Nvidia is expected to report fiscal Q1 revenue of $78.29 billion and adjusted EPS of $1.74, implying about 44% year-over-year revenue growth and 115% EPS growth, with gross margin near 75.04%. Analysts also expect Q2 revenue of $85.1 billion and EPS of $1.91, while hyperscaler capex guidance has risen from about $670 billion to $725 billion, supporting AI demand. Despite the strong fundamental backdrop, the article argues the stock may react mutedly because NVDA already trades at an all-time high and investors have likely priced in a strong quarter.

Analysis

The setup is less about whether demand is strong and more about whether the market is already front-running another clean beat-and-raise. With the stock near absolute highs and positioning likely crowded, the incremental upside from a solid quarter is capped unless management can show a step-function inflection in next-quarter supply availability, advanced-node mix, or sovereign/enterprise demand beyond hyperscaler-led spend. In other words, the bar is not revenue growth; it is proof that growth can accelerate again after the current digestion cycle. The second-order winner is TSM, because any commentary that supply is still tight effectively de-risks the foundry bottleneck and supports pricing discipline across the advanced-packaging ecosystem.
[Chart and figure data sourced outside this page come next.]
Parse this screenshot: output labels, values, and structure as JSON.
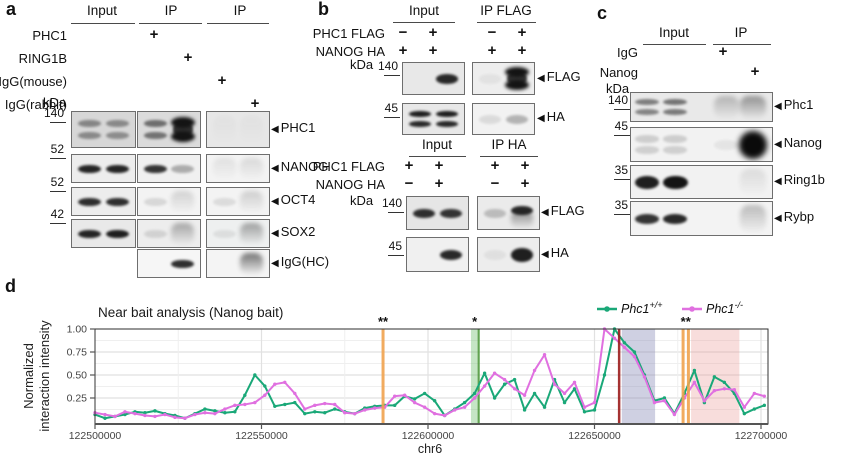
{
  "panels": {
    "a": {
      "letter": "a",
      "group_headers": [
        "Input",
        "IP",
        "IP"
      ],
      "factor_rows": [
        {
          "label": "PHC1",
          "symbols": [
            "+",
            "",
            "",
            ""
          ]
        },
        {
          "label": "RING1B",
          "symbols": [
            "",
            "+",
            "",
            ""
          ]
        },
        {
          "label": "IgG(mouse)",
          "symbols": [
            "",
            "",
            "+",
            ""
          ]
        },
        {
          "label": "IgG(rabbit)",
          "symbols": [
            "",
            "",
            "",
            "+"
          ]
        }
      ],
      "kda_unit": "kDa",
      "blot_rows": [
        {
          "kda": "140",
          "label": "PHC1",
          "boxes": [
            {
              "lanes": [
                [
                  0.42,
                  "d"
                ],
                [
                  0.4,
                  "d"
                ]
              ]
            },
            {
              "lanes": [
                [
                  0.55,
                  "d"
                ],
                [
                  1,
                  "t"
                ]
              ]
            },
            {
              "lanes": [
                [
                  0.03,
                  "m"
                ],
                [
                  0.03,
                  "m"
                ]
              ]
            }
          ]
        },
        {
          "kda": "52",
          "label": "NANOG",
          "boxes": [
            {
              "lanes": [
                [
                  0.92,
                  "b"
                ],
                [
                  0.92,
                  "b"
                ]
              ]
            },
            {
              "lanes": [
                [
                  0.85,
                  "b"
                ],
                [
                  0.3,
                  "b"
                ]
              ]
            },
            {
              "lanes": [
                [
                  0.1,
                  "m"
                ],
                [
                  0.14,
                  "m"
                ]
              ]
            }
          ]
        },
        {
          "kda": "52",
          "label": "OCT4",
          "boxes": [
            {
              "lanes": [
                [
                  0.88,
                  "b"
                ],
                [
                  0.88,
                  "b"
                ]
              ]
            },
            {
              "lanes": [
                [
                  0.12,
                  "b"
                ],
                [
                  0.18,
                  "m"
                ]
              ]
            },
            {
              "lanes": [
                [
                  0.1,
                  "b"
                ],
                [
                  0.2,
                  "m"
                ]
              ]
            }
          ]
        },
        {
          "kda": "42",
          "label": "SOX2",
          "boxes": [
            {
              "lanes": [
                [
                  0.92,
                  "b"
                ],
                [
                  0.95,
                  "b"
                ]
              ]
            },
            {
              "lanes": [
                [
                  0.12,
                  "b"
                ],
                [
                  0.4,
                  "m"
                ]
              ]
            },
            {
              "lanes": [
                [
                  0.08,
                  "b"
                ],
                [
                  0.45,
                  "m"
                ]
              ]
            }
          ]
        },
        {
          "kda": "",
          "label": "IgG(HC)",
          "boxes": [
            null,
            {
              "lanes": [
                [
                  0,
                  "n"
                ],
                [
                  0.88,
                  "b"
                ]
              ]
            },
            {
              "lanes": [
                [
                  0,
                  "n"
                ],
                [
                  0.7,
                  "m"
                ]
              ]
            }
          ]
        }
      ]
    },
    "b": {
      "letter": "b",
      "sections": [
        {
          "group_headers": [
            "Input",
            "IP FLAG"
          ],
          "factor_rows": [
            {
              "label": "PHC1 FLAG",
              "symbols": [
                "−",
                "+",
                "−",
                "+"
              ]
            },
            {
              "label": "NANOG HA",
              "symbols": [
                "+",
                "+",
                "+",
                "+"
              ]
            }
          ],
          "kda_unit": "kDa",
          "blot_rows": [
            {
              "kda": "140",
              "label": "FLAG",
              "boxes": [
                {
                  "lanes": [
                    [
                      0,
                      "n"
                    ],
                    [
                      0.9,
                      "b"
                    ]
                  ]
                },
                {
                  "lanes": [
                    [
                      0.05,
                      "b"
                    ],
                    [
                      1,
                      "t"
                    ]
                  ]
                }
              ]
            },
            {
              "kda": "45",
              "label": "HA",
              "boxes": [
                {
                  "lanes": [
                    [
                      0.95,
                      "d"
                    ],
                    [
                      0.95,
                      "d"
                    ]
                  ]
                },
                {
                  "lanes": [
                    [
                      0.1,
                      "b"
                    ],
                    [
                      0.28,
                      "b"
                    ]
                  ]
                }
              ]
            }
          ]
        },
        {
          "group_headers": [
            "Input",
            "IP HA"
          ],
          "factor_rows": [
            {
              "label": "PHC1 FLAG",
              "symbols": [
                "+",
                "+",
                "+",
                "+"
              ]
            },
            {
              "label": "NANOG HA",
              "symbols": [
                "−",
                "+",
                "−",
                "+"
              ]
            }
          ],
          "kda_unit": "kDa",
          "blot_rows": [
            {
              "kda": "140",
              "label": "FLAG",
              "boxes": [
                {
                  "lanes": [
                    [
                      0.88,
                      "b"
                    ],
                    [
                      0.85,
                      "b"
                    ]
                  ]
                },
                {
                  "lanes": [
                    [
                      0.22,
                      "b"
                    ],
                    [
                      0.9,
                      "x"
                    ]
                  ]
                }
              ]
            },
            {
              "kda": "45",
              "label": "HA",
              "boxes": [
                {
                  "lanes": [
                    [
                      0,
                      "n"
                    ],
                    [
                      0.9,
                      "b"
                    ]
                  ]
                },
                {
                  "lanes": [
                    [
                      0.06,
                      "b"
                    ],
                    [
                      0.95,
                      "B"
                    ]
                  ]
                }
              ]
            }
          ]
        }
      ]
    },
    "c": {
      "letter": "c",
      "group_headers": [
        "Input",
        "IP"
      ],
      "factor_rows": [
        {
          "label": "IgG",
          "symbols": [
            "+",
            ""
          ]
        },
        {
          "label": "Nanog",
          "symbols": [
            "",
            "+"
          ]
        }
      ],
      "kda_unit": "kDa",
      "blot_rows": [
        {
          "kda": "140",
          "label": "Phc1",
          "boxes": [
            {
              "lanes": [
                [
                  0.5,
                  "d"
                ],
                [
                  0.55,
                  "d"
                ],
                [
                  0.3,
                  "m"
                ],
                [
                  0.5,
                  "m"
                ]
              ]
            }
          ]
        },
        {
          "kda": "45",
          "label": "Nanog",
          "boxes": [
            {
              "lanes": [
                [
                  0.16,
                  "d"
                ],
                [
                  0.16,
                  "d"
                ],
                [
                  0.06,
                  "b"
                ],
                [
                  1,
                  "g"
                ]
              ]
            }
          ]
        },
        {
          "kda": "35",
          "label": "Ring1b",
          "boxes": [
            {
              "lanes": [
                [
                  0.95,
                  "B"
                ],
                [
                  1,
                  "B"
                ],
                [
                  0,
                  "n"
                ],
                [
                  0.12,
                  "m"
                ]
              ]
            }
          ]
        },
        {
          "kda": "35",
          "label": "Rybp",
          "boxes": [
            {
              "lanes": [
                [
                  0.85,
                  "b"
                ],
                [
                  0.9,
                  "b"
                ],
                [
                  0,
                  "n"
                ],
                [
                  0.3,
                  "m"
                ]
              ]
            }
          ]
        }
      ]
    },
    "d": {
      "letter": "d"
    }
  },
  "chart_data": {
    "type": "line",
    "title": "Near bait analysis (Nanog bait)",
    "xlabel": "chr6",
    "ylabel_line1": "Normalized",
    "ylabel_line2": "interaction intensity",
    "x_ticks": [
      122500000,
      122550000,
      122600000,
      122650000,
      122700000
    ],
    "y_ticks": [
      0.25,
      0.5,
      0.75,
      1.0
    ],
    "xlim": [
      122500000,
      122702000
    ],
    "ylim": [
      0,
      1.05
    ],
    "grid": true,
    "legend_position": "top-right",
    "x_start": 122500000,
    "x_step": 3000,
    "series": [
      {
        "name": "Phc1+/+",
        "name_base": "Phc1",
        "name_sup": "+/+",
        "color": "#1aa878",
        "values": [
          0.07,
          0.03,
          0.05,
          0.07,
          0.1,
          0.09,
          0.11,
          0.08,
          0.06,
          0.03,
          0.08,
          0.13,
          0.11,
          0.09,
          0.1,
          0.28,
          0.5,
          0.38,
          0.16,
          0.18,
          0.2,
          0.08,
          0.1,
          0.09,
          0.13,
          0.1,
          0.08,
          0.14,
          0.16,
          0.17,
          0.17,
          0.27,
          0.24,
          0.3,
          0.22,
          0.06,
          0.13,
          0.2,
          0.3,
          0.52,
          0.25,
          0.4,
          0.45,
          0.12,
          0.3,
          0.15,
          0.45,
          0.2,
          0.35,
          0.1,
          0.12,
          0.5,
          1.0,
          0.85,
          0.75,
          0.5,
          0.22,
          0.25,
          0.08,
          0.3,
          0.55,
          0.2,
          0.48,
          0.42,
          0.3,
          0.08,
          0.13,
          0.17
        ]
      },
      {
        "name": "Phc1-/-",
        "name_base": "Phc1",
        "name_sup": "-/-",
        "color": "#e070e0",
        "values": [
          0.09,
          0.07,
          0.05,
          0.1,
          0.08,
          0.06,
          0.05,
          0.07,
          0.04,
          0.03,
          0.07,
          0.09,
          0.08,
          0.13,
          0.17,
          0.18,
          0.2,
          0.28,
          0.4,
          0.42,
          0.3,
          0.13,
          0.17,
          0.19,
          0.18,
          0.09,
          0.08,
          0.12,
          0.14,
          0.15,
          0.27,
          0.28,
          0.2,
          0.15,
          0.08,
          0.06,
          0.12,
          0.15,
          0.25,
          0.38,
          0.52,
          0.45,
          0.35,
          0.28,
          0.55,
          0.72,
          0.4,
          0.3,
          0.42,
          0.15,
          0.2,
          1.0,
          0.9,
          0.8,
          0.7,
          0.48,
          0.2,
          0.22,
          0.07,
          0.25,
          0.42,
          0.22,
          0.33,
          0.35,
          0.34,
          0.15,
          0.3,
          0.27
        ]
      }
    ],
    "annotations": {
      "vlines": [
        {
          "x": 122586500,
          "color": "#f0a24e",
          "width": 3
        },
        {
          "x": 122657400,
          "color": "#9b1c1c",
          "width": 2.5
        },
        {
          "x": 122676600,
          "color": "#f0a24e",
          "width": 3
        },
        {
          "x": 122678200,
          "color": "#f0a24e",
          "width": 3
        }
      ],
      "vbands": [
        {
          "x0": 122612900,
          "x1": 122615600,
          "color": "rgba(110,190,110,0.40)",
          "edge_x": 122615200,
          "edge_color": "rgba(80,150,60,0.85)"
        },
        {
          "x0": 122658200,
          "x1": 122668200,
          "color": "rgba(130,132,180,0.38)"
        },
        {
          "x0": 122679000,
          "x1": 122693500,
          "color": "rgba(232,150,145,0.32)"
        }
      ],
      "sig_markers": [
        {
          "x": 122586500,
          "text": "**"
        },
        {
          "x": 122614000,
          "text": "*"
        },
        {
          "x": 122677400,
          "text": "**"
        }
      ]
    }
  }
}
By contrast, MSFT, AMZN, GOOGL, and META may all be forced to keep capex elevated longer than the market has modeled, which is negative for near-term free-cash-flow perception even if it is positive strategically. That creates a subtle but important tradeoff: AI is still a capital-allocation arms race, and the biggest beneficiaries are the chipmakers and infrastructure suppliers, not necessarily the hyperscalers whose margins absorb the spend. The contrarian risk is that the market could punish a “good but not exceptional” guide because expectations have migrated from growth to re-acceleration. If management language implies any moderation in order momentum, gross margin expansion, or lead-time tightness, the stock can de-rate on the day even with clean numbers, especially given the giant market cap and recent post-earnings disappointment. The real catalyst that would invalidate the muted-reaction thesis is not one quarter of beats, but an update that raises the implied run-rate for the next two quarters enough to force estimate revisions across the entire AI supply chain. From a time-horizon perspective, the next 1-3 trading sessions are more likely to be driven by positioning and guidance parsing than by fundamentals, while the 3-12 month setup remains constructive if capex revisions keep climbing. The market is effectively paying today for durability tomorrow, so any evidence that AI infrastructure spend is broadening beyond a few hyperscalers is what matters most. Absent that, the best risk-adjusted expression is to own the supply chain and fade the headline reaction in the mega-cap itself.